Other changes in watchOS 9.2 include:
- New custom Kickboxing algorithm in the Workout app for more accurate metrics
- Noise app displaying when environmental sound levels are reduced now available with first-generation AirPods Pro and AirPods Max when using active noise cancellation
- Family Setup users can be invited to the Home app to control HomePod speakers and smart home accessories, and unlock doors with home keys in Wallet
- Accessibility support to visualize when Siren is in use on an Apple Watch Ultra
- Improved response time and accuracy of hand gesture controls for AssistiveTouch and Quick Actions
- Crash Detection optimizations on the second-generation Apple Watch SE, Apple Watch Series 8, and Apple Watch Ultra (presumably to avoid false positives people have experienced on roller coasters and ski slopes)

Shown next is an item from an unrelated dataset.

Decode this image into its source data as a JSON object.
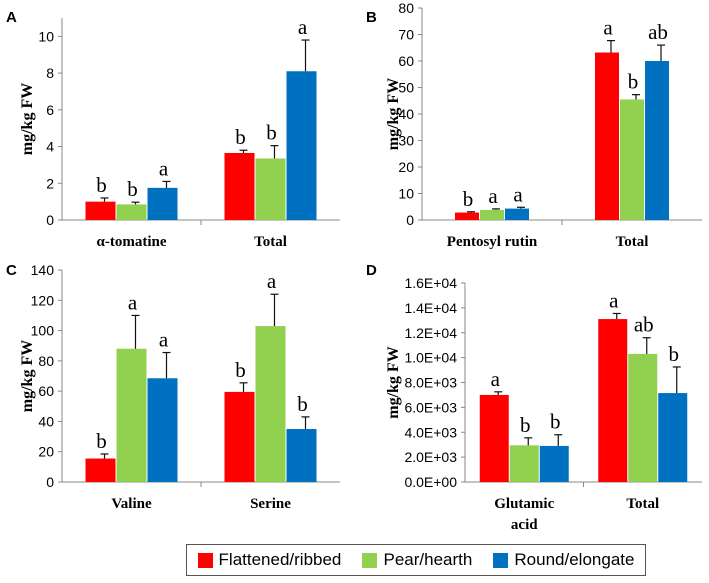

- Fix for a bug that caused the time to be displayed incorrectly immediately after dismissing an alarm in Sleep Focus
- Fix for a bug that caused interruptions to mindfulness sessions
There are 23 security vulnerabilities addressed in watchOS 9.2, but it wasn’t susceptible to the WebKit bug that plagued the other operating systems. In other words, don’t rush to update for security reasons. The other features seem worthwhile, though.
You can install watchOS 9.2 in the Watch app on your iPhone in My Watch > General > Software Update. Your Apple Watch must be connected to a charger and charged to at least 50%.
tvOS 16.2 receives more changes than the Apple TV’s operating system generally gets. Foremost are improvements to Siri, which can now recognize up to six different family members, work in a language other than the one your Apple TV displays (our son Tristan likes to talk to Siri on his iPhone in French while leaving the rest of the interface in English), and has more language support (Danish in Denmark, French and German in Luxembourg, and English in Singapore) to help users find shows and music.
Apple also enhanced the Apple TV’s support for Apple Music. It now provides real-time lyrics synced with music (ostensibly for singing along, but also useful just for figuring out what they say), and if you have a third-generation Apple TV 4K, you can also control the vocal volume, presumably for karaoke enthusiasts.
tvOS 16.2 addresses 26 security vulnerabilities, and although it’s hard to stress about an Apple TV being hacked, these fixes come courtesy of Apple’s operating systems sharing so much of their code.
You can install tvOS 16.2 by going to Settings > System > Software Update. Or just let it install on its own.
HomePod Software 16.2
Apple says nothing about this update beyond the fact that it “includes general performance and stability improvements.” It should install automatically soon enough, or, in iOS 16, you can touch and hold the HomePod’s accessory tile and select Accessory Details. Scroll down and tap the gear, and then tap Update.